I heard the word “dog” and sensed there was a question, so I wagged. Yes, I thought. I would be happy to help clean the dishes.

Cleaning the dishes was where the boy would put a plate of food down and I would lick it. It was one of my jobs, but only when Mom wasn’t watching.

Mostly, though, my job was to play with the boy. I had a box with a soft pillow in it where the boy put me at night, and I came to understand that I was to stay in the box until Mom and Dad came in and said good night and then the boy would let me up into his bed to sleep. If I got bored in the night, I could always chew on the boy.

My territory was behind the house, but after a few days I was introduced to a whole new world, the “neighborhood.” Ethan would burst out the front door in a dead run, me at his heels, and we’d find other girls and boys and they’d hug me and wrestle with me and tug toys from my mouth and throw them.

“This is my dog, Bailey,” Ethan said proudly, holding me up. I squirmed at the sound of my name. “Look, Chelsea,” he said, offering me to a girl his size. “He is a golden retriever. My mother rescued him; he was dying in a car from heat exhaust-station. When he gets old enough I’m going to take him hunting on my grandpa’s farm.”
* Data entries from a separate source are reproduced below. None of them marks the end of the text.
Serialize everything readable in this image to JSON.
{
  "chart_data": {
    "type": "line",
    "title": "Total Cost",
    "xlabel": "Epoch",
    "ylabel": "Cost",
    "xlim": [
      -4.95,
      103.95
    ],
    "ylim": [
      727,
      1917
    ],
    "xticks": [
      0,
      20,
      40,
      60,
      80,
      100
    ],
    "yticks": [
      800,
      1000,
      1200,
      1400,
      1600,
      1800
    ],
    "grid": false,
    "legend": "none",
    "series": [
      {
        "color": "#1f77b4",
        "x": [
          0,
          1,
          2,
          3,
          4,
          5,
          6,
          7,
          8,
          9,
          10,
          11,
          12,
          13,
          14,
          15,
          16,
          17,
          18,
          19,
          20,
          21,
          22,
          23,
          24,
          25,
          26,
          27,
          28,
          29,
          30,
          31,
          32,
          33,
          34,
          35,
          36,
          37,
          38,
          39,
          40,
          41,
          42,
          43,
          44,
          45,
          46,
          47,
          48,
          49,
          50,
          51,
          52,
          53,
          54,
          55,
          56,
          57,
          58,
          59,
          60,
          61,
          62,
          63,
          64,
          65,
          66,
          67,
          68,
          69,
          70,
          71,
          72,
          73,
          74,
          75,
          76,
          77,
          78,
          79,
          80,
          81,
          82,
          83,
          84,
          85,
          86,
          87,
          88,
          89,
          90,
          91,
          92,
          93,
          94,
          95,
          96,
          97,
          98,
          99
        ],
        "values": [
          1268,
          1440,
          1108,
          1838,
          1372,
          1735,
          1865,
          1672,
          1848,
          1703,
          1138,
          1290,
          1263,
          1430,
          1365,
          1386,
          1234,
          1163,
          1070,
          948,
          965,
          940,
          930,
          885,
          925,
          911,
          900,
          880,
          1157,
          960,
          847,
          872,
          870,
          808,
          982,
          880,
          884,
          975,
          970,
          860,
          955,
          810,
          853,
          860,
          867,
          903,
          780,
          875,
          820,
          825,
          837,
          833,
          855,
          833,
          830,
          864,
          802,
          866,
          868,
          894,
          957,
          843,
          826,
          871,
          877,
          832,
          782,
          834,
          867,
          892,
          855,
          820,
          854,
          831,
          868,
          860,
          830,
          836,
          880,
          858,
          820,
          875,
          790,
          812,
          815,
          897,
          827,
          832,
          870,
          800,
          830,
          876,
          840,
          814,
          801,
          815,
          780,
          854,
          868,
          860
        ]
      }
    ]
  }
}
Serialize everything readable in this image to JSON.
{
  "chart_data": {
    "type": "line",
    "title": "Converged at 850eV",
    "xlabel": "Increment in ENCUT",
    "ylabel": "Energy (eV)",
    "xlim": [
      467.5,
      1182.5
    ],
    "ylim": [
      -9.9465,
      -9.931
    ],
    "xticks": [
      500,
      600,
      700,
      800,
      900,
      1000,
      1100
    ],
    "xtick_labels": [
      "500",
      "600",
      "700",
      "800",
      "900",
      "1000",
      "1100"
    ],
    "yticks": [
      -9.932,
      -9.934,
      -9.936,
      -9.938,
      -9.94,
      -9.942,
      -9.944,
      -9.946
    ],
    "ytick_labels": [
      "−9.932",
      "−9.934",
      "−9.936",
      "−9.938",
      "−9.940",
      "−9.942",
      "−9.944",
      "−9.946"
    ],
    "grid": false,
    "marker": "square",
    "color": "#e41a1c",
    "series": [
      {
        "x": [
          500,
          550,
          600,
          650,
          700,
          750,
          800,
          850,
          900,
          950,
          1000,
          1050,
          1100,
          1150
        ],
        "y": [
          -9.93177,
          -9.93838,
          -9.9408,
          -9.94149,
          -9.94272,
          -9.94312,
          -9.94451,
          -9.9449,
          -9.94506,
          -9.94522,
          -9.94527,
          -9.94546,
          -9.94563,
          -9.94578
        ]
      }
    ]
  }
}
Chelsea cuddled me to her chest and gazed into my eyes. Her hair was long and lighter than even mine, and she smelled like flowers and chocolate and another dog. “You are sweet, you are so sweet, Bailey, I love you,” she sang to me.

I liked Chelsea; whenever she saw me she would drop to her knees and let me pull on her long blond hair. The dog scent on her clothing came from Marshmallow, a long-haired brown and white dog who was older than I but still a juvenile. When Chelsea let Marshmallow out of her yard we would wrestle for hours and sometimes Ethan would join us, playing, playing, playing.

When I lived in the Yard, Senora loved me, but I now realized it was a general love, aimed at all the dogs in the pack. She called me Toby, but she didn’t say my name the way the boy whispered, “Bailey, Bailey, Bailey,” in my ear at night. The boy loved me; we were the center of each other’s worlds.

Living in the Yard had taught me how to escape through a gate. It had led me straight to the boy, and loving and living with the boy was my whole purpose in life. From the second we woke up until the moment we went to sleep, we were together.

But then, of course, everything changed.